In recent weeks, I’ve been gifted yet again to gather with Presbyterians in various places. Repeatedly, people ask how to speak a biblical and theological word into our cultural context of violence, fear and division. They ask how to respond around their dinner table with family and friends with whom they disagree. They ask how to be heard in the public square when other parts of the Body of Christ seem to use a bullhorn to spout beliefs they think are antithetical to the gospel. They lament the perception among many that Christians are judgmental and exclusive. They want to know how to make their faith in Jesus Christ matter in a context increasingly dismissive of the institution of the church. I think they (we!) need Pentecost, an unmistakable inbreaking of the Holy Spirit. I think they (we!) – as disciples of Jesus Christ – should gather this Sunday and be silent, eagerly, on-the-edge-of-our-seat anticipating the fire and wind, the word of the Lord that tell of God’s deeds of power not just when Jesus walked the earth but right here and now. The Body of Christ, this branch of it, must be willing to silence in it any voice but God’s, remembering that God’s words are not ours and that God speaks in a multitude of languages and through the people we often least expect. We need to stop being beholden to the tyranny of the possible, remember that through Christ all things are possible and trust that the Holy Spirit give us the words and the power and the courage to live that truth. What might that look like where you are? Can you begin to imagine it?

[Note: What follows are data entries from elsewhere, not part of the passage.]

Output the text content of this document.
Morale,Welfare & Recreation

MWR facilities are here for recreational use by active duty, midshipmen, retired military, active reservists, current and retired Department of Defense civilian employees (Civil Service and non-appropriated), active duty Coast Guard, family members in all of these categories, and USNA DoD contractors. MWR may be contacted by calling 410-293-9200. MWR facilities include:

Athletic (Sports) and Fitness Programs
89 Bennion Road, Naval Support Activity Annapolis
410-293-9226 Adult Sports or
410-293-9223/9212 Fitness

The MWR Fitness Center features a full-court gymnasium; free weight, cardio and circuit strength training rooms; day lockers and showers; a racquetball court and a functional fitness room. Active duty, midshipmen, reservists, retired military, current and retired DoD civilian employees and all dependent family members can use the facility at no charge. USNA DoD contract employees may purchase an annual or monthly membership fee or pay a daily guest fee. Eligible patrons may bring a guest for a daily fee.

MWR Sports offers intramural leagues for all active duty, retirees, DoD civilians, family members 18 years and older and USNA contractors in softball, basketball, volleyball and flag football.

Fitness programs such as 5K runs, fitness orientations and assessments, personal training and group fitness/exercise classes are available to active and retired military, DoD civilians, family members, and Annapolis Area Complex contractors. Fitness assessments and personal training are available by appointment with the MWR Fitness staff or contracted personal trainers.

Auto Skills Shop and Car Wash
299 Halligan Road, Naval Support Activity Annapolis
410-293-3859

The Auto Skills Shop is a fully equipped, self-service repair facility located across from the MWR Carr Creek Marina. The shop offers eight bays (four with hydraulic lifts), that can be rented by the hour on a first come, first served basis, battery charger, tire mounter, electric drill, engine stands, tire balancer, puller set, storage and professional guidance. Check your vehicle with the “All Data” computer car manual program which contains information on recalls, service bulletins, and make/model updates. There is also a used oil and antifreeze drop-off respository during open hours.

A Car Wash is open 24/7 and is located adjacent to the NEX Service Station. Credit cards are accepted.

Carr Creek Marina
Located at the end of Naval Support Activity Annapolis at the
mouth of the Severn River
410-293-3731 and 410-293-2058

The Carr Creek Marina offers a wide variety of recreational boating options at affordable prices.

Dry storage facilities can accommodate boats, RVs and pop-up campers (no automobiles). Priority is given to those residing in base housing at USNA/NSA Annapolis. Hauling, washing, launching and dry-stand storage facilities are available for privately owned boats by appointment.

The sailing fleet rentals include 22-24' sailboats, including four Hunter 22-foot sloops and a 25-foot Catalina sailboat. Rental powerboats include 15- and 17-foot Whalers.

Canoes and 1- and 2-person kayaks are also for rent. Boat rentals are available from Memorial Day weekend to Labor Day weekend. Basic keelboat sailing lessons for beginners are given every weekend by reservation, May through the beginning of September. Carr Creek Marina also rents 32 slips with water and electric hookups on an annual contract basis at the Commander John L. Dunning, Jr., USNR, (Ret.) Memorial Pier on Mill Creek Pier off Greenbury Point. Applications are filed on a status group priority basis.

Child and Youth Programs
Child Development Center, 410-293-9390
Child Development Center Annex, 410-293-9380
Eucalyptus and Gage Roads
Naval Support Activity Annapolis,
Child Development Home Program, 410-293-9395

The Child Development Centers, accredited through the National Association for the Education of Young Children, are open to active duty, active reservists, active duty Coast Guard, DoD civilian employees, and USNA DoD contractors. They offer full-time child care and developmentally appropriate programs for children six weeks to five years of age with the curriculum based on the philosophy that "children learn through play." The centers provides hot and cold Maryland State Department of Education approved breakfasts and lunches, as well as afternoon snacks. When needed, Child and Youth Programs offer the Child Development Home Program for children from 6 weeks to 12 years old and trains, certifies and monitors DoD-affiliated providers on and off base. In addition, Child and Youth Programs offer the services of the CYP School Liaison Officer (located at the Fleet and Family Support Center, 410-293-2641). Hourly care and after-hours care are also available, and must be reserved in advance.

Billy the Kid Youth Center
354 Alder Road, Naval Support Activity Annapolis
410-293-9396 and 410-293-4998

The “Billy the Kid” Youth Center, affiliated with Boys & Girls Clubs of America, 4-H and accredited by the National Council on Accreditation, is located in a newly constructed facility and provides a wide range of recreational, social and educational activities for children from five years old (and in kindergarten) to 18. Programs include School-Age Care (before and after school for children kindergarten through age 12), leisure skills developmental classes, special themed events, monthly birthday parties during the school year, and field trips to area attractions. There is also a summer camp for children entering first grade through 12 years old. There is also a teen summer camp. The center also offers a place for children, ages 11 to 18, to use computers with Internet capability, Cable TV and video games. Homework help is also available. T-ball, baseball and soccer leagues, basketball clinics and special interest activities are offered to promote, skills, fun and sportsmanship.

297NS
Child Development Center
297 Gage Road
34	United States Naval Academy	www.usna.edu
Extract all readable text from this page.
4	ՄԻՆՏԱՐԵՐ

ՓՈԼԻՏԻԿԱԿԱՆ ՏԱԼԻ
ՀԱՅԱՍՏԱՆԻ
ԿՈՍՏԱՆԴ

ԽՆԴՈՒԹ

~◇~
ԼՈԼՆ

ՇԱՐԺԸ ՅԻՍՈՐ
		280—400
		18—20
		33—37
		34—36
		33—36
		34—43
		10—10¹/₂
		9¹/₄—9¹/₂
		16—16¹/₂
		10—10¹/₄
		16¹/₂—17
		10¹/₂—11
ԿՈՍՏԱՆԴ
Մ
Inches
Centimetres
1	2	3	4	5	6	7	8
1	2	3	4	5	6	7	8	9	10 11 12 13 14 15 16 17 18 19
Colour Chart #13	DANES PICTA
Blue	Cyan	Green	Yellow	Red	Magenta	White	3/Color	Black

“The Color of Compromise,” by Jemar Tisby, ends with his admonishment to be people of courage. He writes: “Jesus crossed every barrier between people, including the greatest barrier of all — the division between God and humankind. He is our peace, and because of his life, death and resurrection, and coming return, those who believe in Jesus not only have God’s presence with us but in us through the Holy Spirit. Therefore, we have the power, through God, to leave behind the compromised Christianity that makes its compromise with racism and to live out Christ’s call to courageous faith.” This reminds us that the Holy Spirit enables us to practice an uncompromised and uncompromising faith. We have Pentecost possibility. Gather together in the name of Jesus Christ this Sunday. Be silent. Listen. Then speak words that are not your own, but God’s, knowing that the Spirit gives you ability to proclaim God’s deeds of power and experience them through others, too, even those you least expected.
- When have you had an experience of the inbreaking of the Holy Spirit? What happened? Why do you attribute it to the Holy Spirit?
- Are there barriers in your life, church or community that the Spirit is working to break down? How can you participate in that work of God?
- Have you intentionally spent time in silence either alone or with a group? If so, what was it like? What did you learn?
- Are you able to break free from the “tyranny of the possible”? What would be different if you truly believed that through Christ all things are possible?
- Do you speak more than one language? What is it like to move back and forth between languages? Have you ever been in a setting where you didn’t understand the language? What was that like?
- How can you collude with the Holy Spirit — or at least not obstruct her?